- NBFCs are struggling with liquidity and the impact through them to bank balance sheets would be felt
- The lockdown has shuttered restaurants, hotels and tourism to enforce social distancing
Banks have lent more to sectors that have emerged as the most vulnerable to the lockdown imposed for curbing covid-19 spread, shows data from the Reserve Bank of India (RBI).
As of February, loans to commercial real estate grew by 15.13% year-on-year while those to tourism, hotels and restaurants grew by 16.95%. As the adjoining chart shows, credit growth rates were low a year ago for these two services.
The lockdown has shuttered restaurants, hotels and tourism to enforce social distancing. With malls, multiplexes and non-essential stores closed, commercial real estate has taken a massive hit. Add the fact that work from home has been adopted, offices too have been largely closed. It is obvious that commercial real estate is one of the biggest casualties of covid-19 and recovery won’t be quick.
The fact that loans to this sector had picked up of late is going to bother banks. Analysts have already pointed out that asset quality would be hit in the wake of the lockdown.

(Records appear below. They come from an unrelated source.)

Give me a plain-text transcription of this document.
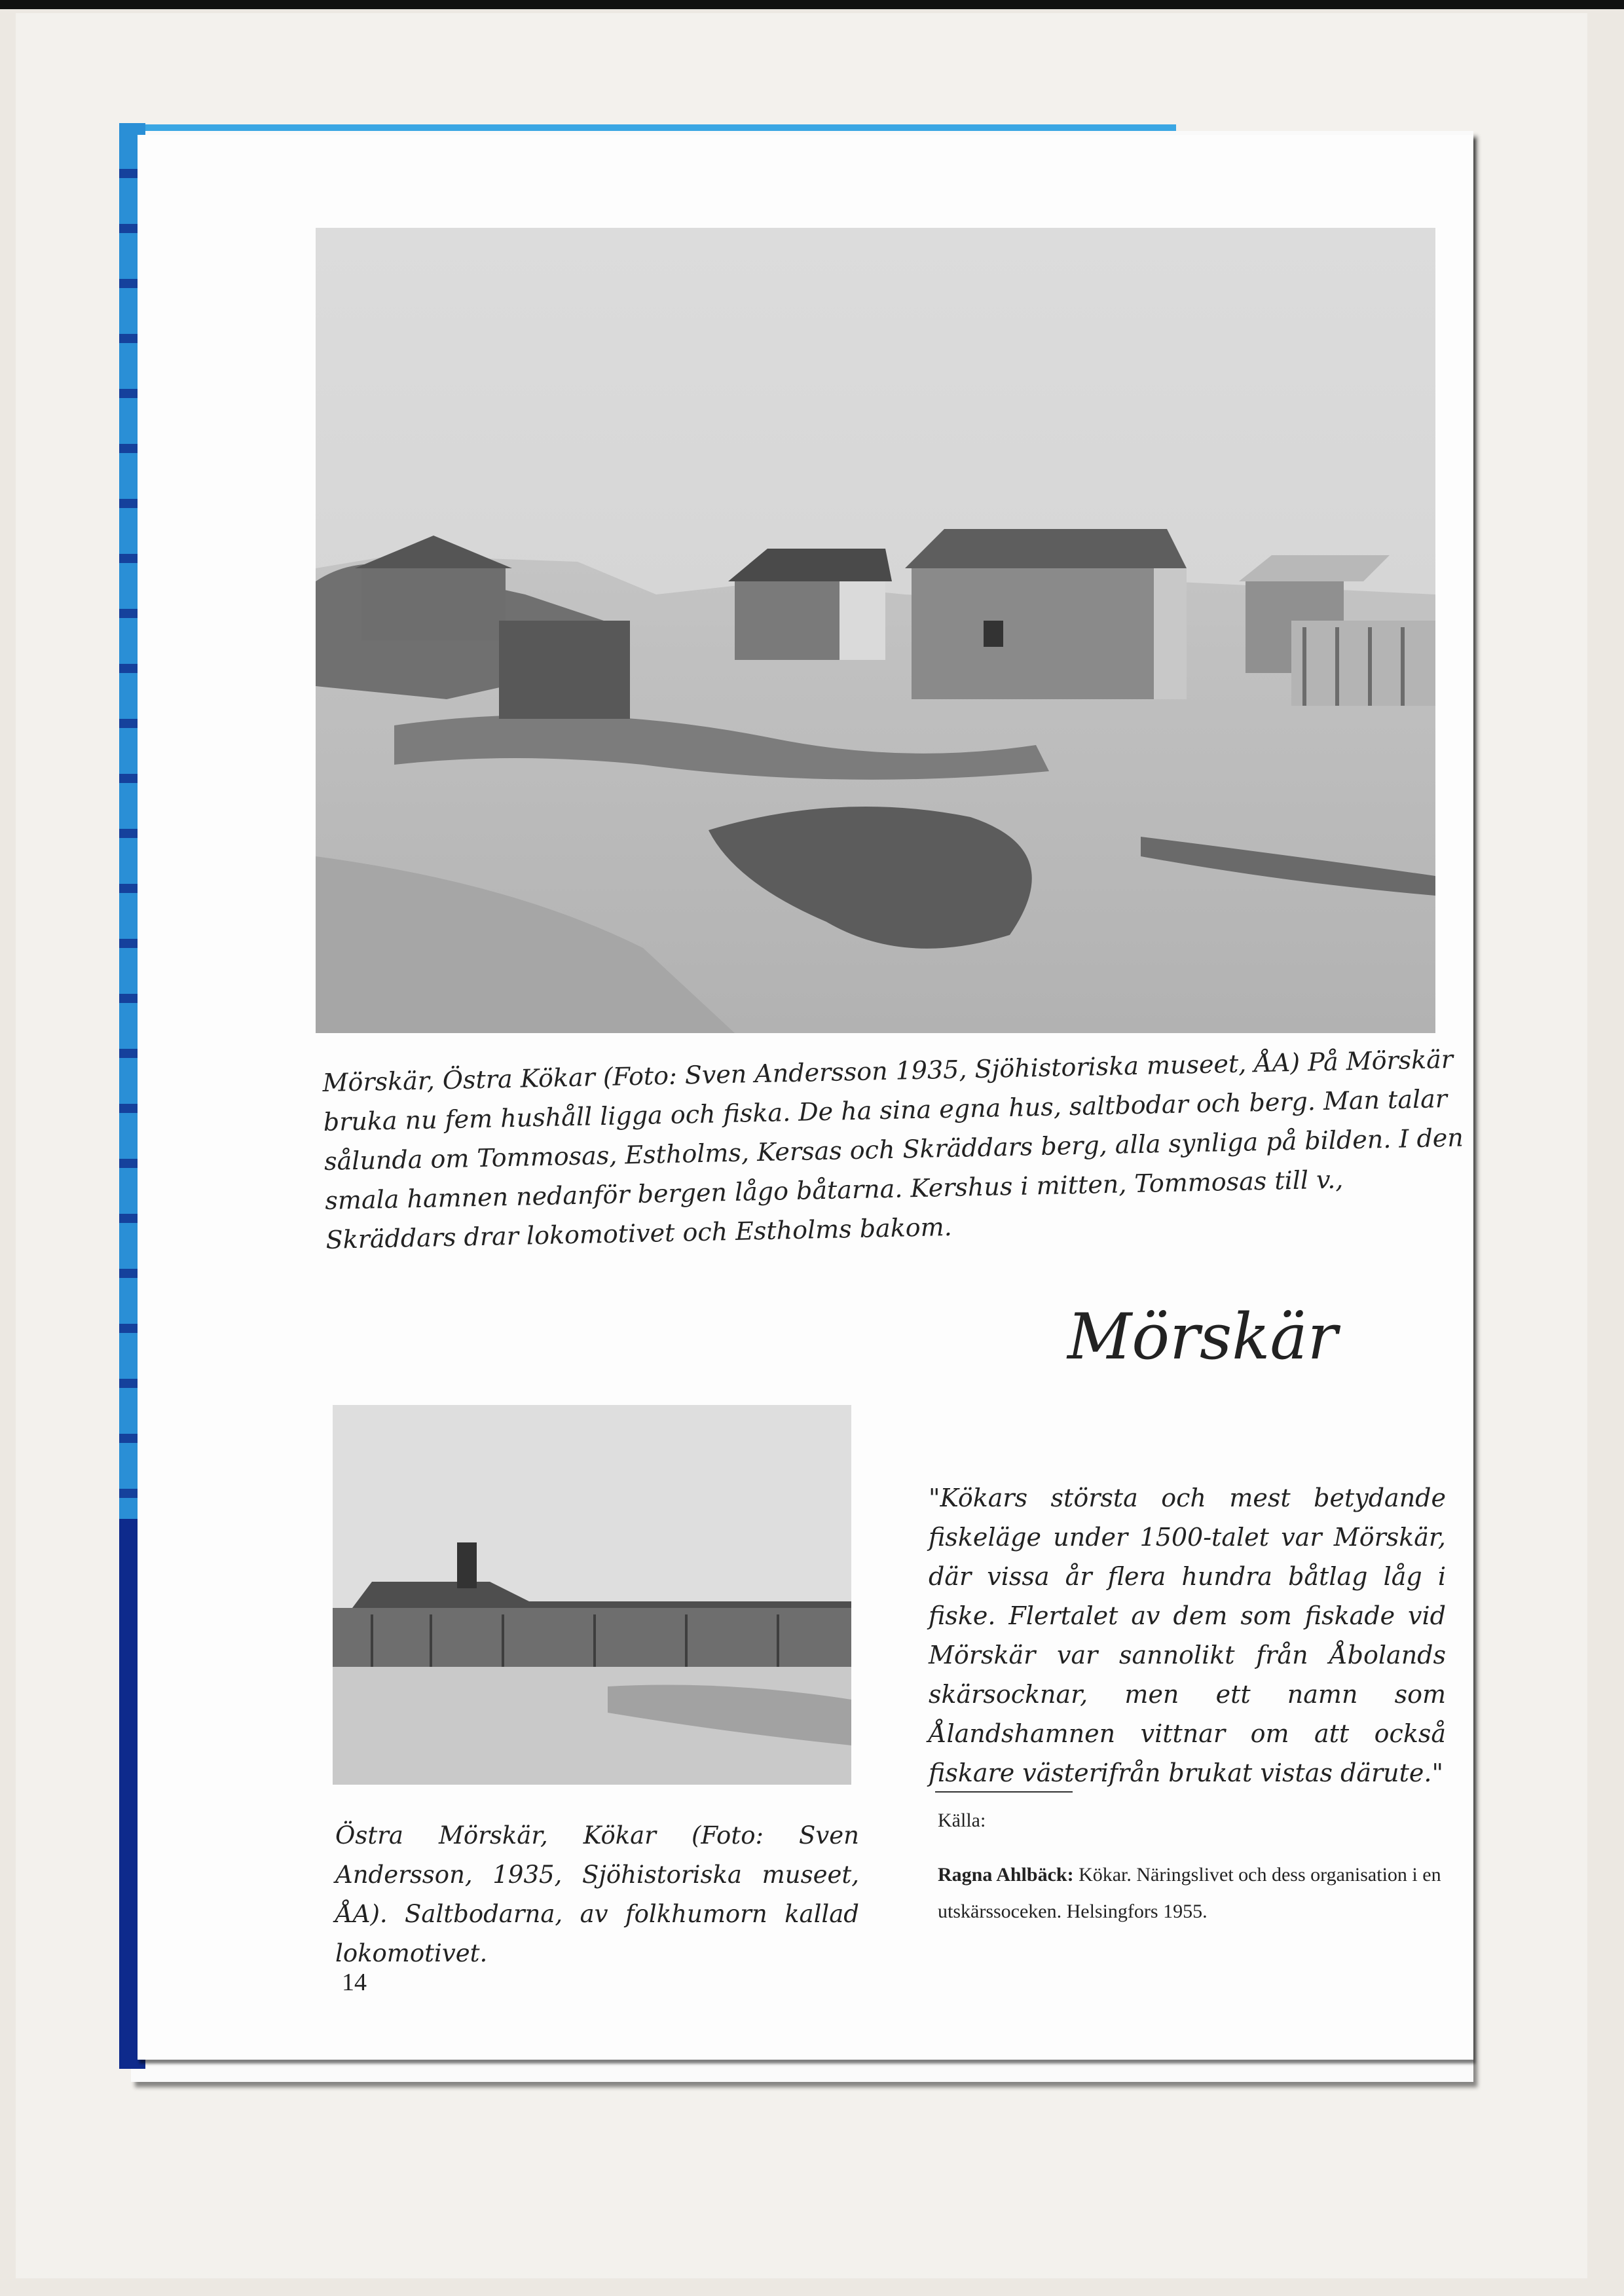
Mörskär, Östra Kökar (Foto: Sven Andersson 1935, Sjöhistoriska museet, ÅA) På Mörskär bruka nu fem hushåll ligga och fiska. De ha sina egna hus, saltbodar och berg. Man talar sålunda om Tommosas, Estholms, Kersas och Skräddars berg, alla synliga på bilden. I den smala hamnen nedanför bergen lågo båtarna. Kershus i mitten, Tommosas till v., Skräddars drar lokomotivet och Estholms bakom.
Mörskär
Östra Mörskär, Kökar (Foto: Sven Andersson, 1935, Sjöhistoriska museet, ÅA). Saltbodarna, av folkhumorn kallad lokomotivet.
"Kökars största och mest betydande fiskeläge under 1500-talet var Mörskär, där vissa år flera hundra båtlag låg i fiske. Flertalet av dem som fiskade vid Mörskär var sannolikt från Åbolands skärsocknar, men ett namn som Ålandshamnen vittnar om att också fiskare västerifrån brukat vistas därute."
Källa:
Ragna Ahlbäck: Kökar. Näringslivet och dess organisation i en utskärssoceken. Helsingfors 1955.
14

To be sure, the share of commercial real estate in total credit is small at 2.5%. That of tourism, hotels and restaurants is even smaller at 0.5%. Even so, these segments and most services contribute heavily towards employment. Ergo, cascading effects onto individual incomes and therefore onto personal loans cannot be overlooked by banks.
Meanwhile, on an aggregate level, credit growth to services has decelerated sharply to 6.93% from 23.67% a year before. Loans to manufacturers too have shown subdued growth, bringing the overall non-food credit growth down.
Loans to non-banking financial companies (NBFCs) grew by 22.29%, less than half the pace of growth a year back. That said, NBFCs are already struggling with liquidity issues, which now gets more complicated due to the lockdown. The impact through them to bank balance sheets would be felt.
Indeed, there is no sector of the economy untouched by the virus outbreak. But some corners are more painful than others. Unfortunately, Indian banks seem to have increased lending to these painful corners. As the lockdown to prevent covid-19 spread shrinks banking activities to the mere basics, the country’s lenders are bracing for a quite a hit on their assets.